Annabel Langbein – early to the international market
“An overnight success – 20 years in the making!” laughs Annabel Langbein about the big impact her Annabel Langbein The Free Range Cook television series and accompanying book had on the local and international markets in 2010 and 2011.
“The Free Range Cookbook was a dream, an idea, and it took so much thinking and being really focussed to bring it together,” says Annabel. “Then it was just serendipity that it came at the right time when people wanted fresh to the table ingredients and produce.”
For those who have followed her book publishing career, the payoff is not surprising. Annabel started with taking a stand at Frankfurt in 1995. It wasn’t easy – she recalls locking herself in a bathroom at the Fair and having to psych herself into carrying on, and then she lost a very necessary credit card. When her perseverance and the investment in going to Frankfurt paid off with her first international sale deal three years later in 1998, it was for half a million copies of Best of Annabel Langbein.
The elation of success then gave way to the concern of “How the heck am I going to deliver on this?” says Annabel. But she coped with the big step up in scale, and even found she enjoyed distribution and marketing.
She has represented her company, Annabel Langbein Media, at every subsequent Fair.
The years of development have been rewarded with relationships with publishing partners Octopus in the UK, Graefe Und Unzer in Germany, Larousse in France (Annabel au naturel), and Unieboek in the Netherlands. HarperCollins is her Australian publisher.
Recently she has not needed to take a stand at Frankfurt Book Fair because of the strong publishing relationships that exist, but she does attend each year to maintain current contacts and make new ones.
Becoming her own publisher came about first “because I was born with a wooden spoon in my hand and a need to cook.” Followed by: “I’m such a control freak I wasn’t going to have someone else tell me how many pages I could have or how many illustrations.” Her 2007 book Eat Fresh was produced just by Annabel, her PA and a contract designer and photographer.
Early in the company’s development, Annabel embraced new media, with recipe demonstrations available on YouTube, and eventually a full scale accompanying TV series tie in with Annabel Langbein The Free Range Cook.
Today, her team is around eight people with an in-house designer, project manager and others, plus a sales manager based in the UK. Annabel Langbein Media was ahead of most others in establishing a website, which is constantly refreshed with Annabel’s blog and other updates.

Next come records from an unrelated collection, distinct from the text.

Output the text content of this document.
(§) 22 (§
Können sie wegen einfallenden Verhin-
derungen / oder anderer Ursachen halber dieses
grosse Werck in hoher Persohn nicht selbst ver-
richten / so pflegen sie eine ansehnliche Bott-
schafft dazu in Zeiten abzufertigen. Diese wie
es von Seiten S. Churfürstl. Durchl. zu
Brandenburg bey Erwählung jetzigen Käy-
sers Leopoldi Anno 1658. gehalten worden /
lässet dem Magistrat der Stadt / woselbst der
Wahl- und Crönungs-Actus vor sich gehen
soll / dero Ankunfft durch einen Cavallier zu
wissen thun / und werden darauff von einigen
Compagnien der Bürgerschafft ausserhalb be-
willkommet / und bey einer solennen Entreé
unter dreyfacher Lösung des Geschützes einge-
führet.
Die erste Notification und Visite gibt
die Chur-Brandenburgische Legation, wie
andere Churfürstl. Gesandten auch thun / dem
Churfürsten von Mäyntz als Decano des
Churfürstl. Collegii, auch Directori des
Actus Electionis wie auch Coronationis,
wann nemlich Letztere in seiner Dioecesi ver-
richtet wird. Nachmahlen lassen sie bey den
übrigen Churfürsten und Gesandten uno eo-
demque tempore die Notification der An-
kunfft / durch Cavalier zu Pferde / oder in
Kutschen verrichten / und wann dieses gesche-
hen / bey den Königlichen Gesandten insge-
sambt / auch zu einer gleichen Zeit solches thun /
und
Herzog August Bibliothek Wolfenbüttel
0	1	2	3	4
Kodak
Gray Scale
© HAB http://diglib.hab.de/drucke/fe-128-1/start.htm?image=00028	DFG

Given the importance the Frankfurt Book Fair has had in the growth of Annabel Langbein Media, plus the fact that it is New Zealand’s Guest of Honour year, it is appropriate that she will have a strong presence as part of the New Zealand contingent at this year’s fair. The October event also coincides with the launch of the German edition of The Free Range Cook, entitled Naturlich Kochen.
Following Frankfurt, she has author tours lined up for Germany and Poland, a new market where the Polish edition of The Free Range Cook will be launched later this year.
This activity builds on the recent launch of De Free Range Cook – Pure Gerechten Uit Nieuw-Zeeland on the Dutch market with a big event in Amsterdam. “There’s a big understanding in Europe of the philosophy of what I do,” she explains. The lengthy build up of her profile and brand in those markets also supports the growth in sales of her cook books.
The second season of her TV show debuts on New Zealand television later this year, and an accompanying cookbook will be released in New Zealand and Australia.
If you think the book side of Annabel Langbein Media is big, the reach of the TV series is still greater – 83 territories have bought the first series at last count.
There’s something about being a Kiwi, says Annabel, that means you can go out and tackle the world. “I was a very anarchic teenager, but the freedom of living so close to our physical environment centred me.”
She describes the work of creating cook books as “culinary anthropology” and finds it rewarding. “When someone comes up to me and says ‘Omigod I love your cooking’ it is great. I feel lucky to do something I love.”
For other Kiwi publishers about to tackle Frankfurt and the world, she has good advice:
- Be brave about business, act with intent and integrity
- Always look forward
- Be focussed
- Believe in your ideas
- Make sure you have got enough money
- Learn from your mistakes – learning is stimulating.